The Typbar-TCV vaccine has demonstrated efficacy against culture-confirmed and culture-negative S Typhi in children. This vaccine can also reduce the number of S Typhi infections among children, regardless of antimicrobial resistance.
Treatment
Treatment of typhoid in the country is an ongoing challenge and has led to an increasing burden on healthcare. Poor sanitation and water quality are some of the main contributors to the spread of this disease, which is often difficult to contain. Furthermore, socioeconomic disparities and limited access to proper healthcare are limiting the availability of effective treatment. As a result, there is a need for more effective vaccination programs to help reduce the incidence of the disease and to prevent its spread.

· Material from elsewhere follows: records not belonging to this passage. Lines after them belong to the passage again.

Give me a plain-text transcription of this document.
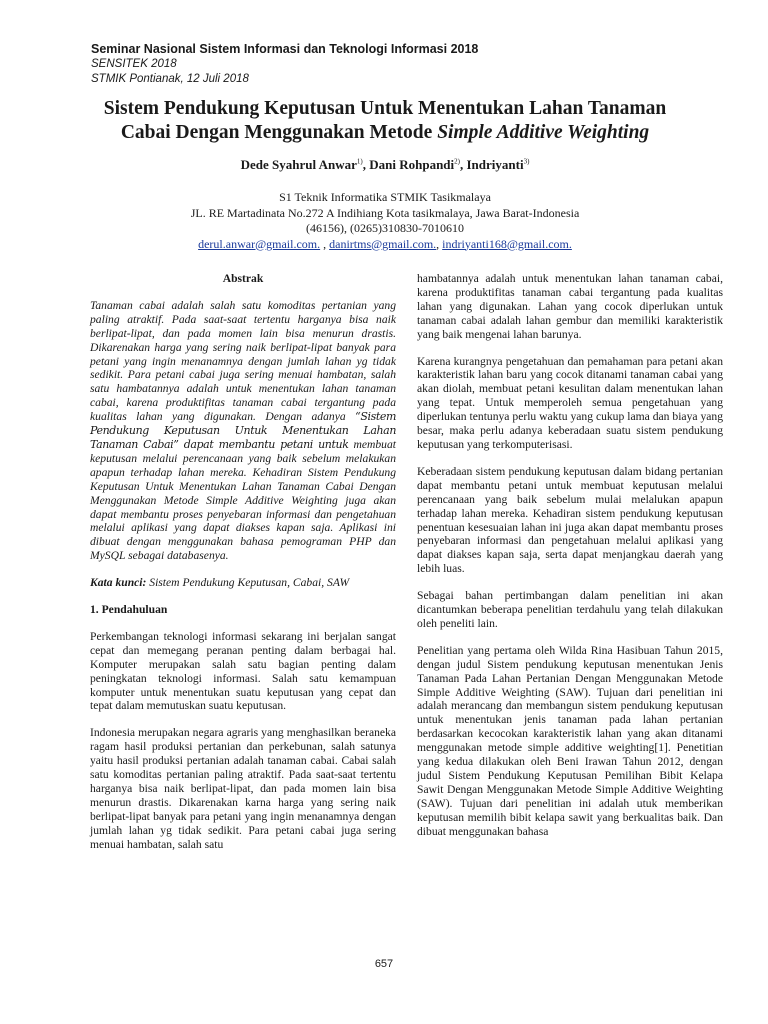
Seminar Nasional Sistem Informasi dan Teknologi Informasi 2018
SENSITEK 2018
STMIK Pontianak, 12 Juli 2018
Sistem Pendukung Keputusan Untuk Menentukan Lahan Tanaman
Cabai Dengan Menggunakan Metode Simple Additive Weighting
Dede Syahrul Anwar$^{1)}$, Dani Rohpandi$^{2)}$, Indriyanti$^{3)}$
S1 Teknik Informatika STMIK Tasikmalaya
JL. RE Martadinata No.272 A Indihiang Kota tasikmalaya, Jawa Barat-Indonesia
(46156), (0265)310830-7010610
derul.anwar@gmail.com. , danirtms@gmail.com., indriyanti168@gmail.com.
Abstrak

Tanaman cabai adalah salah satu komoditas pertanian yang paling atraktif. Pada saat-saat tertentu harganya bisa naik berlipat-lipat, dan pada momen lain bisa menurun drastis. Dikarenakan harga yang sering naik berlipat-lipat banyak para petani yang ingin menanamnya dengan jumlah lahan yg tidak sedikit. Para petani cabai juga sering menuai hambatan, salah satu hambatannya adalah untuk menentukan lahan tanaman cabai, karena produktifitas tanaman cabai tergantung pada kualitas lahan yang digunakan. Dengan adanya “Sistem Pendukung Keputusan Untuk Menentukan Lahan Tanaman Cabai” dapat membantu petani untuk membuat keputusan melalui perencanaan yang baik sebelum melakukan apapun terhadap lahan mereka. Kehadiran Sistem Pendukung Keputusan Untuk Menentukan Lahan Tanaman Cabai Dengan Menggunakan Metode Simple Additive Weighting juga akan dapat membantu proses penyebaran informasi dan pengetahuan melalui aplikasi yang dapat diakses kapan saja. Aplikasi ini dibuat dengan menggunakan bahasa pemograman PHP dan MySQL sebagai databasenya.

Kata kunci: Sistem Pendukung Keputusan, Cabai, SAW

1. Pendahuluan

Perkembangan teknologi informasi sekarang ini berjalan sangat cepat dan memegang peranan penting dalam berbagai hal. Komputer merupakan salah satu bagian penting dalam peningkatan teknologi informasi. Salah satu kemampuan komputer untuk menentukan suatu keputusan yang cepat dan tepat dalam memutuskan suatu keputusan.

Indonesia merupakan negara agraris yang menghasilkan beraneka ragam hasil produksi pertanian dan perkebunan, salah satunya yaitu hasil produksi pertanian adalah tanaman cabai. Cabai salah satu komoditas pertanian paling atraktif. Pada saat-saat tertentu harganya bisa naik berlipat-lipat, dan pada momen lain bisa menurun drastis. Dikarenakan karna harga yang sering naik berlipat-lipat banyak para petani yang ingin menanamnya dengan jumlah lahan yg tidak sedikit. Para petani cabai juga sering menuai hambatan, salah satu

hambatannya adalah untuk menentukan lahan tanaman cabai, karena produktifitas tanaman cabai tergantung pada kualitas lahan yang digunakan. Lahan yang cocok diperlukan untuk tanaman cabai adalah lahan gembur dan memiliki karakteristik yang baik mengenai lahan barunya.

Karena kurangnya pengetahuan dan pemahaman para petani akan karakteristik lahan baru yang cocok ditanami tanaman cabai yang akan diolah, membuat petani kesulitan dalam menentukan lahan yang tepat. Untuk memperoleh semua pengetahuan yang diperlukan tentunya perlu waktu yang cukup lama dan biaya yang besar, maka perlu adanya keberadaan suatu sistem pendukung keputusan yang terkomputerisasi.

Keberadaan sistem pendukung keputusan dalam bidang pertanian dapat membantu petani untuk membuat keputusan melalui perencanaan yang baik sebelum mulai melalukan apapun terhadap lahan mereka. Kehadiran sistem pendukung keputusan penentuan kesesuaian lahan ini juga akan dapat membantu proses penyebaran informasi dan pengetahuan melalui aplikasi yang dapat diakses kapan saja, serta dapat menjangkau daerah yang lebih luas.

Sebagai bahan pertimbangan dalam penelitian ini akan dicantumkan beberapa penelitian terdahulu yang telah dilakukan oleh peneliti lain.

Penelitian yang pertama oleh Wilda Rina Hasibuan Tahun 2015, dengan judul Sistem pendukung keputusan menentukan Jenis Tanaman Pada Lahan Pertanian Dengan Menggunakan Metode Simple Additive Weighting (SAW). Tujuan dari penelitian ini adalah merancang dan membangun sistem pendukung keputusan untuk menentukan jenis tanaman pada lahan pertanian berdasarkan kecocokan karakteristik lahan yang akan ditanami menggunakan metode simple additive weighting[1]. Penetitian yang kedua dilakukan oleh Beni Irawan Tahun 2012, dengan judul Sistem Pendukung Keputusan Pemilihan Bibit Kelapa Sawit Dengan Menggunakan Metode Simple Additive Weighting (SAW). Tujuan dari penelitian ini adalah utuk memberikan keputusan memilih bibit kelapa sawit yang berkualitas baik. Dan dibuat menggunakan bahasa

657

Poor sanitation and hygiene practices have resulted in a poor water supply, and more than 20% of Pakistanis live without access to clean water. This contaminated water contains various pathogens and heavy traces of arsenic. It is also laced with a high concentration of bacteria, including Salmonella typhi.
Treatment of typhoid in the country has been compromised by antimicrobial resistance, which makes most first-line antibiotics ineffective. Third-generation cephalosporins have emerged as the main antibiotic of choice. In 2016, a particularly resistant strain of S. typhi was detected in Karachi. This strain was resistant to ceftriaxone and fluoroquinolones. In extreme cases, patients may require intravenous hydration, blood transfusions, and even surgery.
Treatment of typhoid in the country is important due to the endemic nature of the disease and drug-resistant strains of Salmonella Typhi. In this regard, physicians should be knowledgeable about typhoid prevention and treatment and implement strategies to combat the threat.
The ongoing typhoid outbreak in Pakistan is causing concern among healthcare providers and public health officials. The disease is affecting over 11,000 Pakistanis, with the majority of cases occurring in the southern Sindh province. More than 120 people have died from this infection. The outbreak started in 2016 and despite its four-year containment, the virus has not yet completely gone away.